Personal insolvencies fall 11% in 2011
Fewer people were declared insolvent in England and Wales in 2011 than in the previous year.
Last year 119,850 people were declared insolvent, according to the Insolvency Service, 11.3% less than in 2010 when personal insolvencies hit record highs.
This figure includes 41,845 bankruptcies, down 29.3% year-on-year, 49,056 individual voluntary arrangements (IVAs), down 3.2% from 2010 and 28,949 debt relief orders (DROs), up 15% on 2010.
Over the year as a whole, this amounts to one in 366 people became insolvent.
In the final three months of 2011, there was a 5.6% fall in personal insolvency compared to the same period in 2010.
"This is fantastic news as we continue to battle the debt bulge," says Steve Rees, managing director of debt consultant Vincent Bond & Co. "But it is important not to forget that insolvencies are still at a record high and have been for the last 10 years."

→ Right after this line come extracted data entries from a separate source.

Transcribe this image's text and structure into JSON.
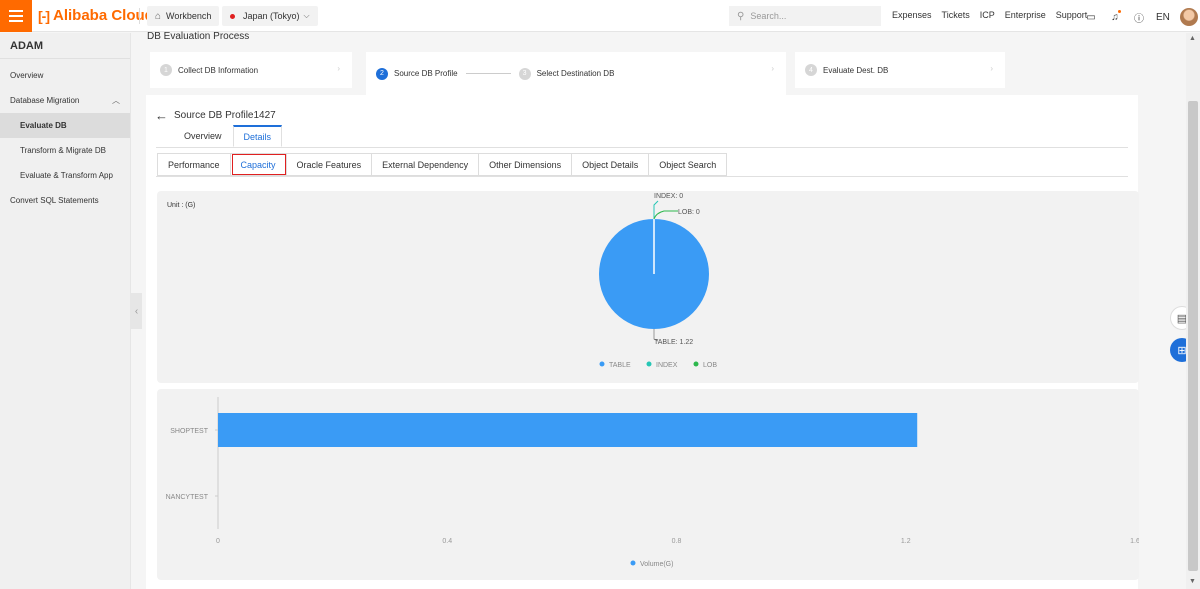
{
  "topbar": {
    "logo": "Alibaba Cloud",
    "workbench": "Workbench",
    "region": "Japan (Tokyo)",
    "search_placeholder": "Search...",
    "links": [
      "Expenses",
      "Tickets",
      "ICP",
      "Enterprise",
      "Support"
    ],
    "lang": "EN"
  },
  "sidebar": {
    "title": "ADAM",
    "items": [
      {
        "label": "Overview"
      },
      {
        "label": "Database Migration"
      },
      {
        "label": "Evaluate DB"
      },
      {
        "label": "Transform & Migrate DB"
      },
      {
        "label": "Evaluate & Transform App"
      },
      {
        "label": "Convert SQL Statements"
      }
    ]
  },
  "process": {
    "title": "DB Evaluation Process",
    "steps": [
      {
        "num": "1",
        "label": "Collect DB Information"
      },
      {
        "num": "2",
        "label": "Source DB Profile"
      },
      {
        "num": "3",
        "label": "Select Destination DB"
      },
      {
        "num": "4",
        "label": "Evaluate Dest. DB"
      }
    ]
  },
  "profile": {
    "title": "Source DB Profile1427",
    "subtabs": [
      "Overview",
      "Details"
    ],
    "tabs": [
      "Performance",
      "Capacity",
      "Oracle Features",
      "External Dependency",
      "Other Dimensions",
      "Object Details",
      "Object Search"
    ]
  },
  "chart_data": [
    {
      "type": "pie",
      "unit_label": "Unit : (G)",
      "categories": [
        "TABLE",
        "INDEX",
        "LOB"
      ],
      "values": [
        1.22,
        0,
        0
      ],
      "slice_labels": [
        "TABLE: 1.22",
        "INDEX: 0",
        "LOB: 0"
      ],
      "colors": [
        "#3a9bf5",
        "#26c6b5",
        "#2db84d"
      ],
      "legend": "bottom-center"
    },
    {
      "type": "bar",
      "orientation": "horizontal",
      "categories": [
        "SHOPTEST",
        "NANCYTEST"
      ],
      "series": [
        {
          "name": "Volume(G)",
          "values": [
            1.22,
            0
          ]
        }
      ],
      "xlim": [
        0,
        1.6
      ],
      "xticks": [
        "0",
        "0.4",
        "0.8",
        "1.2",
        "1.6"
      ],
      "color": "#3a9bf5",
      "legend": "bottom-center"
    }
  ]
}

Nick Fisher, insolvency practitioner at chartered accounts HW Fisher & Co, says at first, the fall in personal insolvencies offers some "crumbs of comfort".

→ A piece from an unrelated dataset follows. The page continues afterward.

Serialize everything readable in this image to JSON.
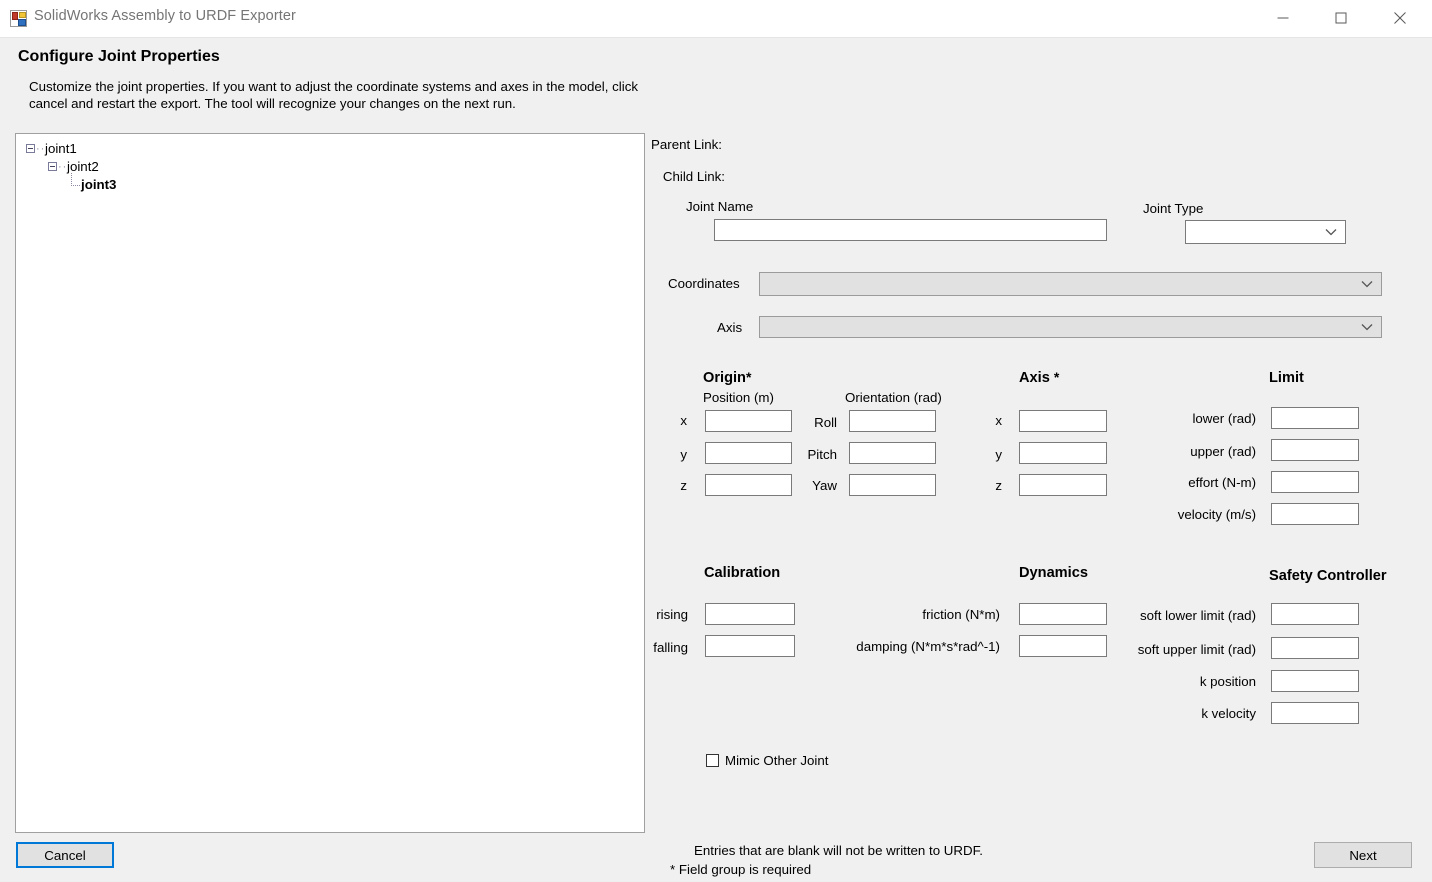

However, he comments that the "huge leap" in the number of DROs "hints at more trouble to come".
Generally speaking, insolvency is to businesses what bankruptcy is to individuals. A company is insolvent if the value of its assets is less than the amount of its liabilities, or it is unable to pay its liabilities (loan payments) as they fall due. It’s an offence for an insolvent company to keep trading, so the main options available to an insolvent company are: voluntary liquidation, compulsory liquidation, administration or a company voluntary arrangement.